Aliás, pode-se afirmar até que o desempenho da comunicação social neste conflito representa um case study, considerando a unilateralidade da informação que tem sido divulgada. Não é só nas ditaduras que esta unilateralidade consegue encaminhar as pessoas na direcção que se pretende, é também, está à vista, nas democracias liberais. Daí à exclusão e à punição das minorias desalinhadas vai um passo. Por isso, na presença de um acontecimento que envolve fenómenos vitais como é o caso da guerra, é desejável analisar-se o acontecimento por todos os ângulos, para se poder compreender as suas causas, o seu desenrolar e as suas consequências. A emoção só deve ser o primeiro filtro de análise e de reacção. É que desde o século XIX, com Louis Pasteur, John Tyndall e outros, a geração espontânea foi cientificamente refutada.
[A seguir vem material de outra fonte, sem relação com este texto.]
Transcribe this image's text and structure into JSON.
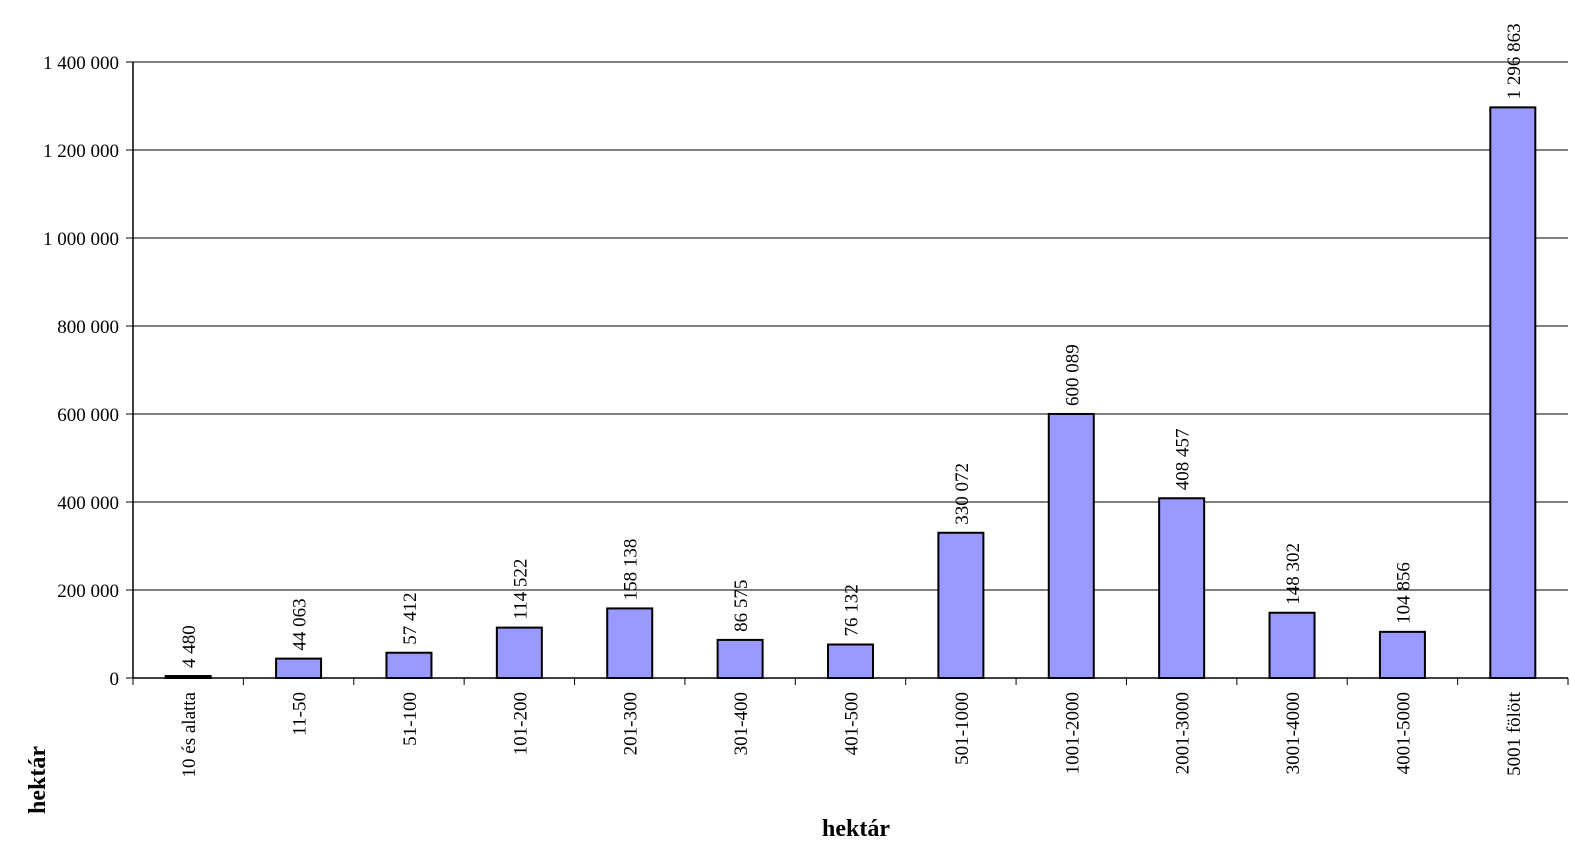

5. A invasão da Ucrânia pela Rússia será, infelizmente, um dos momentos para compreender a manipulação da informação que é fornecida aos cidadãos. O investigador Michael Butter teve recentemente publicado, em língua portuguesa, o seu trabalho A Natureza das Teorias da Conspiração, a que acrescentou o subtítulo Quando nada é o que parece, um livro que demonstra como se fabricam, desde há séculos, os mitos que substituem a verdade (DN). Poder-se-á dizer: “Não estará ele, também, a ser um manipulador?” Pode, mas neste confronto entre a manipulação e o rigor, passará muito tempo até que a verdade e a sua circunstância sejam apuradas, e só depois de aturada investigação. O que define se algo é correcto e verdadeiro é a prática histórica, como já ensinava Marx, na segunda tese sobre Feuerbach. Não há verdades absolutas, mas apenas verdades que se realizam na História.